/rdcanon

SMARTS sanitization

Primary LanguageJupyter NotebookMIT LicenseMIT

rdcanon - SMARTS and Reaction SMARTS Canonicalization

Overview

rdcanon is a package designed for canonicalizing SMARTS and Reaction SMARTS templates. It reorders SMARTS to optimize querying speed. This optimization is invariant of atom mapping.

Installation

Prerequisites

  • Ensure you have rdkit installed (version > 2023.9.2).
  • The following packages will be installed: 'rdkit > 2023.09.1', 'matplotlib', 'lark', 'numpy', 'networkx', 'scikit-learn', (optional, for kde generation) 'ipykernel', 'pandas', 'openpyxl'

Steps

  1. Create or activate a virtual environment.
  2. Clone the repository.
  3. Install the package with the command:

pip install -e rdcanon

Usage

Sanitizing Individual SMARTS

To sanitize individual SMARTS:

from rdcanon import canon_smarts 

test_smarts = [
 "[$([NX3H,NX4H2+]),$([NX3](C)(C)(C))]1[CX4H]([CH2][CH2][CH2]1)[CX3](=[OX1])[OX2H,OX1-,N]",
 "[$([NX3H2,NX4H3+]),$([NX3H](C)(C))][CX4H]([*])[CX3](=[OX1])[OX2H,OX1-,N]",
 "[CX3](=O)[OX1H0-,OX2H1]",
 "[CX3](=[OX1])[OX2][CX3](=[OX1])",
 "[N&H2&+0:4]-[C&H1&+0:2](-[C&H2&+0:8])-[O&H1&+0:3]"
]

# The second parameter is optional and flags whether atom mapping should be returned (defaults to False)
for smarts in test_smarts:
 print(smarts, canon_smarts(smarts), canon_smarts(smarts, True))

Sanitizing Reaction SMARTS

For sanitizing reaction SMARTS:

from rdcanon import canon_reaction_smarts

Unit Testing

To run all unit tests:

python rdcanon_tests.py

Current Limitations

No consolidation or expansion of atomic queries is performed automatically, but a mechanism is provided to allow the user to systematically replace canonicalized atomic queries with an input dictionary (e.g., {"[O;H1]": "[O;H1;+0]"} would replace the canonicalized variant of [O;H1] with the canonicalized variant of [O;H1;+0]).

Replacement dictionaries should be processed first using

canon_repl_dict = gen_canon_repl_dict(repl_dict)

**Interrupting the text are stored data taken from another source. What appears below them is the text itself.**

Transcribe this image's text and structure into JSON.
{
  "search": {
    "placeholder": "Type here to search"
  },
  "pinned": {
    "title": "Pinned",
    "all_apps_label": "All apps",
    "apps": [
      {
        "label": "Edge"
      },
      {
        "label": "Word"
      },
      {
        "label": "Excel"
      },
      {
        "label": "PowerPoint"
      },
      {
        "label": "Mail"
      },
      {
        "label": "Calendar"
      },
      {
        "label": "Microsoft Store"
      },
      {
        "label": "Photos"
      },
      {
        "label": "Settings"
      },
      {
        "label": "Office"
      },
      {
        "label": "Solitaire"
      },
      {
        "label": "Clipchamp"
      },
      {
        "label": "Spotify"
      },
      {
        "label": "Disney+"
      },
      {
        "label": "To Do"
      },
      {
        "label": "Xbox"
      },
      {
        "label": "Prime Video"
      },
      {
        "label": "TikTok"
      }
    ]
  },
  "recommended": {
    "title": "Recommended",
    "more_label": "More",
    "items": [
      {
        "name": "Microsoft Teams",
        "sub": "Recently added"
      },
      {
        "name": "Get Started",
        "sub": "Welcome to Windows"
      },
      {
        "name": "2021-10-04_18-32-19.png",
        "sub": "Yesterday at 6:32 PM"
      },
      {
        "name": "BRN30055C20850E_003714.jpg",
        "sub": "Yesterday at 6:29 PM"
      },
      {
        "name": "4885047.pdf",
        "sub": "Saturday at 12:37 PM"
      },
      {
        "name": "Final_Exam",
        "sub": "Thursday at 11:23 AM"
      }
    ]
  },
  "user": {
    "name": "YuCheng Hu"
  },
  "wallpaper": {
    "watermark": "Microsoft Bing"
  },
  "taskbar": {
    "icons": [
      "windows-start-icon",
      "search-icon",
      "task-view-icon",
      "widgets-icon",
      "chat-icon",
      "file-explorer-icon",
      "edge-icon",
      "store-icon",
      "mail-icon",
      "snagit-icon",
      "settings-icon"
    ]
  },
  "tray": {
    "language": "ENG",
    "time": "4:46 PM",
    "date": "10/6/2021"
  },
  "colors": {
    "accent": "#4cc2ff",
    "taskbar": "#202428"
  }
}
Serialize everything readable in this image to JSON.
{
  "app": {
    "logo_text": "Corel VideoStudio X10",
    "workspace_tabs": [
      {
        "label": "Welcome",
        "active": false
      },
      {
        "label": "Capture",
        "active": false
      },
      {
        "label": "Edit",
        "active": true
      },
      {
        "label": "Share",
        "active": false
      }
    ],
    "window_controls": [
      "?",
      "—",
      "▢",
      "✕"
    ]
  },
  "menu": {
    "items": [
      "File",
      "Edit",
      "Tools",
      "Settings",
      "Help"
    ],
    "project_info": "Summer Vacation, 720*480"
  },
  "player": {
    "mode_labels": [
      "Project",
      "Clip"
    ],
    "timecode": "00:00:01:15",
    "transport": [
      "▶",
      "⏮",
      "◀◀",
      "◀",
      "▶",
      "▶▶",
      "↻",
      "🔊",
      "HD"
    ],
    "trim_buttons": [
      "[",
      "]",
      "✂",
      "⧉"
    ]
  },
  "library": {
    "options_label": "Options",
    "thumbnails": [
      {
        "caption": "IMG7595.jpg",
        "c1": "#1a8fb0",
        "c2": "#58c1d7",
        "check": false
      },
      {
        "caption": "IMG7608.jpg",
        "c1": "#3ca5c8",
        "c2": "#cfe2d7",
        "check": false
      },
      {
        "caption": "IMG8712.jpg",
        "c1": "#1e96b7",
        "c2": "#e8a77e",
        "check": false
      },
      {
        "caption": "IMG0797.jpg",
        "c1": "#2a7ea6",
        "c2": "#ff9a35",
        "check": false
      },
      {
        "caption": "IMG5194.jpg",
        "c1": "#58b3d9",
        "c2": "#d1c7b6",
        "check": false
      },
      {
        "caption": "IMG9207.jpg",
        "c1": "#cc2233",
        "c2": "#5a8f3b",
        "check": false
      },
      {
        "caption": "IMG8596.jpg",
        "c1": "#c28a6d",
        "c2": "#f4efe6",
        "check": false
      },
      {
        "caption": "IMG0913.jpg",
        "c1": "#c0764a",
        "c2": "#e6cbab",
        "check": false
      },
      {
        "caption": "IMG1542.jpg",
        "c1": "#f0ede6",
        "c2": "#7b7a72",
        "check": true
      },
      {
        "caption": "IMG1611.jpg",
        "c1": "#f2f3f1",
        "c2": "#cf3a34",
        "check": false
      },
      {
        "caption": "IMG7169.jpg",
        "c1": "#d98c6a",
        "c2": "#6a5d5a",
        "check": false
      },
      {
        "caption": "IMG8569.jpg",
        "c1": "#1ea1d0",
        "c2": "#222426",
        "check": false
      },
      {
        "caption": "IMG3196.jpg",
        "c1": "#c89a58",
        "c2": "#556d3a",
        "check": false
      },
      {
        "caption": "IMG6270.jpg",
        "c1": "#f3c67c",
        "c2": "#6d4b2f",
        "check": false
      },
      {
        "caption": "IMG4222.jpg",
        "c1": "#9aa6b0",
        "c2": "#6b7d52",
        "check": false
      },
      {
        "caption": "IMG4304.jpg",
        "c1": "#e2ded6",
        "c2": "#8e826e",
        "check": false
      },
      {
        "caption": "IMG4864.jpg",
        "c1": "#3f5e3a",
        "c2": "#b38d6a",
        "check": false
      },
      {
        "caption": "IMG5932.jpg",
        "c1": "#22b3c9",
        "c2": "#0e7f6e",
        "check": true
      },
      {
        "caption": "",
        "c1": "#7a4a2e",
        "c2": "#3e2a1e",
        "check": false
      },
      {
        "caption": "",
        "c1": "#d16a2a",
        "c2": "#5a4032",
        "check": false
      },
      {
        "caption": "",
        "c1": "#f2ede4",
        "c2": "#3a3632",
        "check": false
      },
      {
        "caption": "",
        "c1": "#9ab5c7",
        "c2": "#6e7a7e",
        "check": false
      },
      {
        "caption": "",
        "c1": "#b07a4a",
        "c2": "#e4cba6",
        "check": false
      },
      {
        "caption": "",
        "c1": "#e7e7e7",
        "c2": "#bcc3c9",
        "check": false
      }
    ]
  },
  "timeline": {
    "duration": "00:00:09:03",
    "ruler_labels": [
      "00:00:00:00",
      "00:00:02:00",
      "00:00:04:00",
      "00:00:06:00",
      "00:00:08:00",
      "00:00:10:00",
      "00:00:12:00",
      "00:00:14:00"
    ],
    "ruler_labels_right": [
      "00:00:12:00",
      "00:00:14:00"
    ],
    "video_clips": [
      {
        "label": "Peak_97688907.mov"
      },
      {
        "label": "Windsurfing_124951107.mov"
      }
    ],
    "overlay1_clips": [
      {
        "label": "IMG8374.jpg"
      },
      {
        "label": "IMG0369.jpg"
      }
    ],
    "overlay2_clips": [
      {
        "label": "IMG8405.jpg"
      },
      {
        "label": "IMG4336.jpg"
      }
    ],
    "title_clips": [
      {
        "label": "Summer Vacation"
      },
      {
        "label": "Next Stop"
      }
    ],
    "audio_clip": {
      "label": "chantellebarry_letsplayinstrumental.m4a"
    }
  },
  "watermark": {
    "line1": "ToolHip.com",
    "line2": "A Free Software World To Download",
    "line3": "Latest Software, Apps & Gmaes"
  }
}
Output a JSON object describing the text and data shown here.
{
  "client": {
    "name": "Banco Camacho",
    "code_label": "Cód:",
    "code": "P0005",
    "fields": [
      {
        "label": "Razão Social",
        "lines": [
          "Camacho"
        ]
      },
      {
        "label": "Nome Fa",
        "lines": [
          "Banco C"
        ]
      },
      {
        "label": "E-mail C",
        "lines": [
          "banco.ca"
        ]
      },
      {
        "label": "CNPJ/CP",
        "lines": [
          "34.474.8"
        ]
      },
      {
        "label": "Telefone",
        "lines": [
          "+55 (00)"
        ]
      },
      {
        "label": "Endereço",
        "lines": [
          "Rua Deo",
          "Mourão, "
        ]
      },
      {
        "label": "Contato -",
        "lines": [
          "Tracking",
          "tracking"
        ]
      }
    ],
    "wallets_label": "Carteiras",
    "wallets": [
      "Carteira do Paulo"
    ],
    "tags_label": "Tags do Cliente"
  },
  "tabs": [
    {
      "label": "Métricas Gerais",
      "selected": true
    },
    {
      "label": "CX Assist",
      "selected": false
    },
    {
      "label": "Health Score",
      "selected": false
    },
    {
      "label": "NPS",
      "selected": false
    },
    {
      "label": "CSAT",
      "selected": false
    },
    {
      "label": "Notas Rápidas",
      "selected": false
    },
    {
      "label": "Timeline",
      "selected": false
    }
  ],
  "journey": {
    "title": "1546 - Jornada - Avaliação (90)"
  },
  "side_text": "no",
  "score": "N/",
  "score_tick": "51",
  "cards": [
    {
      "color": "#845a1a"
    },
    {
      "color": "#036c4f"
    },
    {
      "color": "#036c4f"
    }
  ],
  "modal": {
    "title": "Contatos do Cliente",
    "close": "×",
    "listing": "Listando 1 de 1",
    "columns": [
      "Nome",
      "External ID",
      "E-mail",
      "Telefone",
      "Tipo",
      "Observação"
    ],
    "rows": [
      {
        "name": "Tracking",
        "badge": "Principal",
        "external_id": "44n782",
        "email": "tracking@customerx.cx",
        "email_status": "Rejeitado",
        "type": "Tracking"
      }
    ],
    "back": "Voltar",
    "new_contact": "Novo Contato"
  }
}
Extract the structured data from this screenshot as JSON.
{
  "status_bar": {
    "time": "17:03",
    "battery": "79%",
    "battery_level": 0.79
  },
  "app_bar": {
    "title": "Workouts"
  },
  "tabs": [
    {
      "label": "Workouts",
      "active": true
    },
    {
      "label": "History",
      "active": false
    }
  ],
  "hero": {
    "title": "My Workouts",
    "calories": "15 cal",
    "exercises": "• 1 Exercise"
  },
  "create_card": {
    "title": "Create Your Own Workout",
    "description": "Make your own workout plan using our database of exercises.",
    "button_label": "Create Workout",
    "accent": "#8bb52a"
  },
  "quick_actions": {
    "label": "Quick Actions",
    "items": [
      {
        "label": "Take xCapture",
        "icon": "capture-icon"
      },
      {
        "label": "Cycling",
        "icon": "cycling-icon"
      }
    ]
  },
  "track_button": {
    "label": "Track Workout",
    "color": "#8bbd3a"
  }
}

before passing as an argument into canon_smarts.

Chirality or directionality beyond tetrahedral centers and cis/trans isomerism is not currently supported.

Manuscript Figures and Tests

All data can be found in the manuscripts/data directory.

To create the bar charts of Figure 1, use the notebook within the manuscript directory named "prim_frequencies.ipynb".

To run the subgraph isomorphism experiments of Figure 3, use the notebook within the manuscript directory named "generate_plots_substruct_match.ipynb".

To run the template application experiments of Figure 4, use the notebook within the manuscript directory named "gen_plots_run_reactants_20240104.ipynb".

To run the retrosynthetic analysis experiments of Figure 5, use the notebook within the manuscript directory named "gen_retrosim_plots_20240105.ipynb".

RDCanon Files

The main workflow consists of two files, main.py and token_parser.py. The main.py file calls token_parser.py to parse and score atomic queries.

The files askcos_prims.py, drugbank_prims_with_nots.py, np_prims.py, and pubchem_prims.py are 4 query primitive frequency dictonaries, which are used for embedding leaf nodes in query trees.

The rdcanon_tests.py file contains all of the test cases using the abseil interface.

Finally, utils.py contains some helper functions for testing and plotting.